At 1:14 AM, Blogger Sean said...

rouse
one day you will actually have a thought that goes beyond the moveon.org view of Iraq.

did you even support afghanistan?

why do you lefties have to attack the war on every issue?
Grow up!

 
At 1:21 AM, Blogger Sean said...

rouse
(how about backing up your claim about her place in the clims about WMD.) I didnt think it was some secret, and thought it was reported many places. ( it continues in some quarters because evrybody does nto look at WMD as stockpiles or nuclear weapons. It is also very clear that saddam had illegal weapons eh was nto suppose to have. It is also proven that he had dual use things that were easily used to produce chemical weapons. But dopnt let me disabuse you fo your anti-Bush-Iraq screed.)
i guess Clinton's former NSA was stealing documents, because they proved there was no WMD.
And the hurricane is going to hit the US, because Bush lied and there was no WMD.
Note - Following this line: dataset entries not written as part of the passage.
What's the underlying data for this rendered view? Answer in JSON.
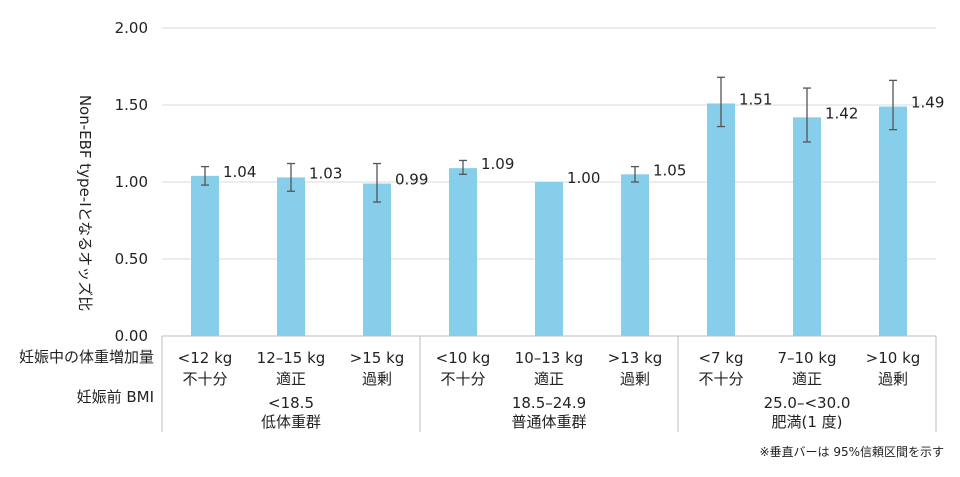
{
  "chart_data": {
    "type": "bar",
    "ylabel": "Non-EBF type-Ⅰとなるオッズ比",
    "ylim": [
      0,
      2
    ],
    "yticks": [
      "0.00",
      "0.50",
      "1.00",
      "1.50",
      "2.00"
    ],
    "grid": true,
    "bar_color": "#87ceeb",
    "row_headers": {
      "weight_gain": "妊娠中の体重増加量",
      "bmi": "妊娠前 BMI"
    },
    "groups": [
      {
        "name_line1": "<18.5",
        "name_line2": "低体重群",
        "bars": [
          {
            "range": "<12 kg",
            "category": "不十分",
            "value": 1.04,
            "label": "1.04",
            "ci": [
              0.98,
              1.1
            ]
          },
          {
            "range": "12–15 kg",
            "category": "適正",
            "value": 1.03,
            "label": "1.03",
            "ci": [
              0.94,
              1.12
            ]
          },
          {
            "range": ">15 kg",
            "category": "過剰",
            "value": 0.99,
            "label": "0.99",
            "ci": [
              0.87,
              1.12
            ]
          }
        ]
      },
      {
        "name_line1": "18.5–24.9",
        "name_line2": "普通体重群",
        "bars": [
          {
            "range": "<10 kg",
            "category": "不十分",
            "value": 1.09,
            "label": "1.09",
            "ci": [
              1.05,
              1.14
            ]
          },
          {
            "range": "10–13 kg",
            "category": "適正",
            "value": 1.0,
            "label": "1.00",
            "ci": null
          },
          {
            "range": ">13 kg",
            "category": "過剰",
            "value": 1.05,
            "label": "1.05",
            "ci": [
              1.0,
              1.1
            ]
          }
        ]
      },
      {
        "name_line1": "25.0–<30.0",
        "name_line2": "肥満(1 度)",
        "bars": [
          {
            "range": "<7 kg",
            "category": "不十分",
            "value": 1.51,
            "label": "1.51",
            "ci": [
              1.36,
              1.68
            ]
          },
          {
            "range": "7–10 kg",
            "category": "適正",
            "value": 1.42,
            "label": "1.42",
            "ci": [
              1.26,
              1.61
            ]
          },
          {
            "range": ">10 kg",
            "category": "過剰",
            "value": 1.49,
            "label": "1.49",
            "ci": [
              1.34,
              1.66
            ]
          }
        ]
      }
    ],
    "note": "※垂直バーは 95%信頼区間を示す"
  }
}
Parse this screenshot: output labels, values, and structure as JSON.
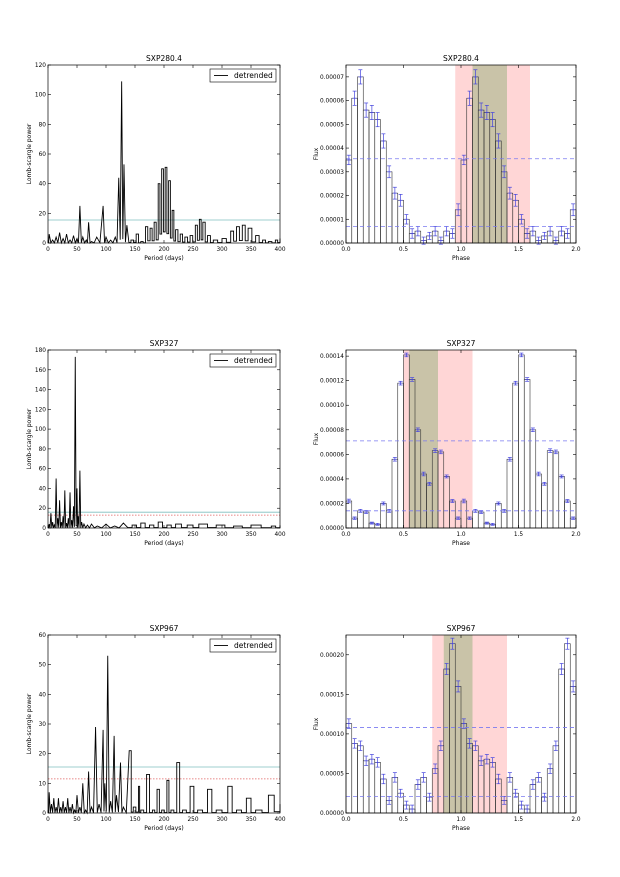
{
  "chart_data": [
    {
      "type": "line",
      "title": "SXP280.4",
      "xlabel": "Period (days)",
      "ylabel": "Lomb-scargle power",
      "xlim": [
        0,
        400
      ],
      "ylim": [
        0,
        120
      ],
      "xticks": [
        0,
        50,
        100,
        150,
        200,
        250,
        300,
        350,
        400
      ],
      "yticks": [
        0,
        20,
        40,
        60,
        80,
        100,
        120
      ],
      "ytick_labels": [
        "0",
        "20",
        "40",
        "60",
        "80",
        "100",
        "120"
      ],
      "legend": {
        "label": "detrended",
        "position": "top-right"
      },
      "hlines": [
        {
          "y": 15.5,
          "style": "solid",
          "color": "#7fbfbf"
        }
      ],
      "peaks": [
        [
          2,
          6
        ],
        [
          8,
          2
        ],
        [
          14,
          4
        ],
        [
          20,
          7
        ],
        [
          26,
          3
        ],
        [
          32,
          6
        ],
        [
          38,
          2
        ],
        [
          44,
          5
        ],
        [
          50,
          3
        ],
        [
          55,
          25
        ],
        [
          60,
          4
        ],
        [
          66,
          2
        ],
        [
          70,
          14
        ],
        [
          75,
          1
        ],
        [
          84,
          4
        ],
        [
          95,
          25
        ],
        [
          100,
          4
        ],
        [
          108,
          2
        ],
        [
          116,
          4
        ],
        [
          122,
          44
        ],
        [
          127,
          109
        ],
        [
          131,
          53
        ],
        [
          136,
          12
        ],
        [
          143,
          2
        ],
        [
          152,
          6
        ],
        [
          160,
          1
        ],
        [
          168,
          11
        ],
        [
          176,
          10
        ],
        [
          183,
          14
        ],
        [
          190,
          40
        ],
        [
          196,
          50
        ],
        [
          202,
          51
        ],
        [
          208,
          42
        ],
        [
          214,
          22
        ],
        [
          220,
          9
        ],
        [
          228,
          6
        ],
        [
          236,
          4
        ],
        [
          245,
          5
        ],
        [
          254,
          12
        ],
        [
          261,
          16
        ],
        [
          267,
          14
        ],
        [
          275,
          5
        ],
        [
          285,
          2
        ],
        [
          300,
          3
        ],
        [
          315,
          8
        ],
        [
          325,
          11
        ],
        [
          335,
          12
        ],
        [
          345,
          10
        ],
        [
          358,
          5
        ],
        [
          370,
          2
        ],
        [
          380,
          1
        ],
        [
          392,
          2
        ],
        [
          400,
          3
        ]
      ],
      "series": [
        {
          "name": "detrended",
          "color": "#000000"
        }
      ]
    },
    {
      "type": "bar",
      "title": "SXP280.4",
      "xlabel": "Phase",
      "ylabel": "Flux",
      "xlim": [
        0,
        2
      ],
      "ylim": [
        0,
        7.5e-05
      ],
      "xticks": [
        0.0,
        0.5,
        1.0,
        1.5,
        2.0
      ],
      "xtick_labels": [
        "0.0",
        "0.5",
        "1.0",
        "1.5",
        "2.0"
      ],
      "yticks": [
        0,
        1e-05,
        2e-05,
        3e-05,
        4e-05,
        5e-05,
        6e-05,
        7e-05
      ],
      "ytick_labels": [
        "0.00000",
        "0.00001",
        "0.00002",
        "0.00003",
        "0.00004",
        "0.00005",
        "0.00006",
        "0.00007"
      ],
      "hlines": [
        {
          "y": 3.55e-05,
          "style": "dashed",
          "color": "#7a7af0"
        },
        {
          "y": 7e-06,
          "style": "dashed",
          "color": "#7a7af0"
        }
      ],
      "spans": [
        {
          "x0": 0.95,
          "x1": 1.6,
          "color": "#ffd6d6"
        },
        {
          "x0": 1.1,
          "x1": 1.4,
          "color": "#c9c3a8"
        }
      ],
      "values": [
        3.5e-05,
        6.1e-05,
        7e-05,
        5.6e-05,
        5.5e-05,
        5.2e-05,
        4.3e-05,
        3e-05,
        2.1e-05,
        1.8e-05,
        1e-05,
        4e-06,
        5e-06,
        1e-06,
        3e-06,
        5e-06,
        1e-06,
        5e-06,
        4e-06,
        1.4e-05
      ],
      "errors": [
        2e-06,
        3e-06,
        3e-06,
        3e-06,
        3e-06,
        3e-06,
        3e-06,
        2.5e-06,
        2.5e-06,
        2.5e-06,
        2e-06,
        2e-06,
        2e-06,
        1.5e-06,
        1.5e-06,
        2e-06,
        1.5e-06,
        2e-06,
        2e-06,
        2.5e-06
      ]
    },
    {
      "type": "line",
      "title": "SXP327",
      "xlabel": "Period (days)",
      "ylabel": "Lomb-scargle power",
      "xlim": [
        0,
        400
      ],
      "ylim": [
        0,
        180
      ],
      "xticks": [
        0,
        50,
        100,
        150,
        200,
        250,
        300,
        350,
        400
      ],
      "yticks": [
        0,
        20,
        40,
        60,
        80,
        100,
        120,
        140,
        160,
        180
      ],
      "ytick_labels": [
        "0",
        "20",
        "40",
        "60",
        "80",
        "100",
        "120",
        "140",
        "160",
        "180"
      ],
      "legend": {
        "label": "detrended",
        "position": "top-right"
      },
      "hlines": [
        {
          "y": 16,
          "style": "solid",
          "color": "#7fbfbf"
        },
        {
          "y": 13,
          "style": "dotted",
          "color": "#e06060"
        }
      ],
      "peaks": [
        [
          2,
          4
        ],
        [
          5,
          15
        ],
        [
          8,
          6
        ],
        [
          11,
          3
        ],
        [
          14,
          50
        ],
        [
          17,
          10
        ],
        [
          20,
          28
        ],
        [
          23,
          6
        ],
        [
          26,
          12
        ],
        [
          29,
          38
        ],
        [
          32,
          5
        ],
        [
          35,
          10
        ],
        [
          38,
          36
        ],
        [
          41,
          8
        ],
        [
          44,
          22
        ],
        [
          47,
          173
        ],
        [
          50,
          40
        ],
        [
          52,
          12
        ],
        [
          55,
          58
        ],
        [
          58,
          6
        ],
        [
          62,
          4
        ],
        [
          68,
          3
        ],
        [
          75,
          4
        ],
        [
          85,
          2
        ],
        [
          100,
          4
        ],
        [
          115,
          2
        ],
        [
          130,
          5
        ],
        [
          145,
          3
        ],
        [
          160,
          5
        ],
        [
          175,
          3
        ],
        [
          190,
          6
        ],
        [
          205,
          3
        ],
        [
          220,
          4
        ],
        [
          240,
          3
        ],
        [
          260,
          4
        ],
        [
          290,
          3
        ],
        [
          320,
          2
        ],
        [
          350,
          3
        ],
        [
          385,
          2
        ],
        [
          400,
          2
        ]
      ],
      "series": [
        {
          "name": "detrended",
          "color": "#000000"
        }
      ]
    },
    {
      "type": "bar",
      "title": "SXP327",
      "xlabel": "Phase",
      "ylabel": "Flux",
      "xlim": [
        0,
        2
      ],
      "ylim": [
        0,
        0.000145
      ],
      "xticks": [
        0.0,
        0.5,
        1.0,
        1.5,
        2.0
      ],
      "xtick_labels": [
        "0.0",
        "0.5",
        "1.0",
        "1.5",
        "2.0"
      ],
      "yticks": [
        0,
        2e-05,
        4e-05,
        6e-05,
        8e-05,
        0.0001,
        0.00012,
        0.00014
      ],
      "ytick_labels": [
        "0.00000",
        "0.00002",
        "0.00004",
        "0.00006",
        "0.00008",
        "0.00010",
        "0.00012",
        "0.00014"
      ],
      "hlines": [
        {
          "y": 7.1e-05,
          "style": "dashed",
          "color": "#7a7af0"
        },
        {
          "y": 1.4e-05,
          "style": "dashed",
          "color": "#7a7af0"
        }
      ],
      "spans": [
        {
          "x0": 0.5,
          "x1": 1.1,
          "color": "#ffd6d6"
        },
        {
          "x0": 0.55,
          "x1": 0.8,
          "color": "#c9c3a8"
        }
      ],
      "values": [
        2.2e-05,
        8e-06,
        1.4e-05,
        1.3e-05,
        4e-06,
        3e-06,
        2e-05,
        1.4e-05,
        5.6e-05,
        0.000118,
        0.000141,
        0.000121,
        8e-05,
        4.4e-05,
        3.6e-05,
        6.3e-05,
        6.2e-05,
        4.2e-05,
        2.2e-05,
        8e-06
      ],
      "errors": [
        1.5e-06,
        1e-06,
        1.2e-06,
        1.2e-06,
        8e-07,
        8e-07,
        1.2e-06,
        1.2e-06,
        1.5e-06,
        1.5e-06,
        1.5e-06,
        1.5e-06,
        1.5e-06,
        1.5e-06,
        1.2e-06,
        1.5e-06,
        1.5e-06,
        1.2e-06,
        1.2e-06,
        1e-06
      ]
    },
    {
      "type": "line",
      "title": "SXP967",
      "xlabel": "Period (days)",
      "ylabel": "Lomb-scargle power",
      "xlim": [
        0,
        400
      ],
      "ylim": [
        0,
        60
      ],
      "xticks": [
        0,
        50,
        100,
        150,
        200,
        250,
        300,
        350,
        400
      ],
      "yticks": [
        0,
        10,
        20,
        30,
        40,
        50,
        60
      ],
      "ytick_labels": [
        "0",
        "10",
        "20",
        "30",
        "40",
        "50",
        "60"
      ],
      "legend": {
        "label": "detrended",
        "position": "top-right"
      },
      "hlines": [
        {
          "y": 15.5,
          "style": "solid",
          "color": "#7fbfbf"
        },
        {
          "y": 11.5,
          "style": "dotted",
          "color": "#e06060"
        }
      ],
      "peaks": [
        [
          2,
          7
        ],
        [
          6,
          3
        ],
        [
          10,
          5
        ],
        [
          14,
          2
        ],
        [
          18,
          5
        ],
        [
          22,
          2
        ],
        [
          26,
          4
        ],
        [
          30,
          2
        ],
        [
          34,
          5
        ],
        [
          38,
          2
        ],
        [
          42,
          3
        ],
        [
          46,
          1
        ],
        [
          50,
          6
        ],
        [
          55,
          2
        ],
        [
          60,
          10
        ],
        [
          65,
          1
        ],
        [
          70,
          14
        ],
        [
          75,
          2
        ],
        [
          82,
          29
        ],
        [
          88,
          3
        ],
        [
          95,
          28
        ],
        [
          98,
          10
        ],
        [
          103,
          53
        ],
        [
          108,
          4
        ],
        [
          114,
          26
        ],
        [
          118,
          6
        ],
        [
          125,
          17
        ],
        [
          130,
          2
        ],
        [
          140,
          21
        ],
        [
          147,
          2
        ],
        [
          156,
          9
        ],
        [
          160,
          1
        ],
        [
          170,
          13
        ],
        [
          180,
          1
        ],
        [
          188,
          8
        ],
        [
          196,
          1
        ],
        [
          205,
          11
        ],
        [
          212,
          1
        ],
        [
          222,
          17
        ],
        [
          232,
          1
        ],
        [
          245,
          9
        ],
        [
          258,
          1
        ],
        [
          275,
          8
        ],
        [
          290,
          1
        ],
        [
          310,
          9
        ],
        [
          325,
          1
        ],
        [
          342,
          5
        ],
        [
          358,
          1
        ],
        [
          380,
          6
        ],
        [
          400,
          3
        ]
      ],
      "series": [
        {
          "name": "detrended",
          "color": "#000000"
        }
      ]
    },
    {
      "type": "bar",
      "title": "SXP967",
      "xlabel": "Phase",
      "ylabel": "Flux",
      "xlim": [
        0,
        2
      ],
      "ylim": [
        0,
        0.000225
      ],
      "xticks": [
        0.0,
        0.5,
        1.0,
        1.5,
        2.0
      ],
      "xtick_labels": [
        "0.0",
        "0.5",
        "1.0",
        "1.5",
        "2.0"
      ],
      "yticks": [
        0,
        5e-05,
        0.0001,
        0.00015,
        0.0002
      ],
      "ytick_labels": [
        "0.00000",
        "0.00005",
        "0.00010",
        "0.00015",
        "0.00020"
      ],
      "hlines": [
        {
          "y": 0.000108,
          "style": "dashed",
          "color": "#7a7af0"
        },
        {
          "y": 2.1e-05,
          "style": "dashed",
          "color": "#7a7af0"
        }
      ],
      "spans": [
        {
          "x0": 0.75,
          "x1": 1.4,
          "color": "#ffd6d6"
        },
        {
          "x0": 0.85,
          "x1": 1.1,
          "color": "#c9c3a8"
        }
      ],
      "values": [
        0.000113,
        8.8e-05,
        8.5e-05,
        6.6e-05,
        6.8e-05,
        6.4e-05,
        4.3e-05,
        1.6e-05,
        4.5e-05,
        2.5e-05,
        1e-05,
        5e-06,
        3.6e-05,
        4.5e-05,
        2e-05,
        5.6e-05,
        8.5e-05,
        0.000182,
        0.000214,
        0.00016
      ],
      "errors": [
        6e-06,
        6e-06,
        6e-06,
        6e-06,
        6e-06,
        6e-06,
        6e-06,
        5e-06,
        6e-06,
        5e-06,
        5e-06,
        5e-06,
        6e-06,
        6e-06,
        5e-06,
        6e-06,
        6e-06,
        7e-06,
        7e-06,
        7e-06
      ]
    }
  ]
}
from what I am hearing, it is possible that her identity was not a secret. From what I have heard the CIA will usually tell a writer to not publish a name, and in this case the CIA did not even though the CIA had advanced info it would be published.
I say, let's not jump on media stories and let the grand jury do their job. There must be a reason that she is the ONLY one going to jail

 
At 1:41 AM, Anonymous Anonymous said...

If we're going to go for major paranoia here, let's play with this one: Novak is being totally quiet, and eventually Rove will take the fall, because W was in the room with them when Rove told Novak that Palme was a CIA agent. The loony left will jump up and cry "accessory to treason!" -- it will make their whole day, week, and month. The loony right will scream "treasonous slander of the President!" -- it will keep them in fund-raising for months.

And they'll all be disgustingly happy. Of course the rest of us would be in agony . . . .

Fortunately, there is no evidence available one way or the other. For the moment.

 
At 2:27 PM, Blogger Robert Rouse said...

Sean,

You're a very angry person.

Try a little iced lemonade, a cool breeze and a comfortable hammock. Does wonders on those tense muscle aches.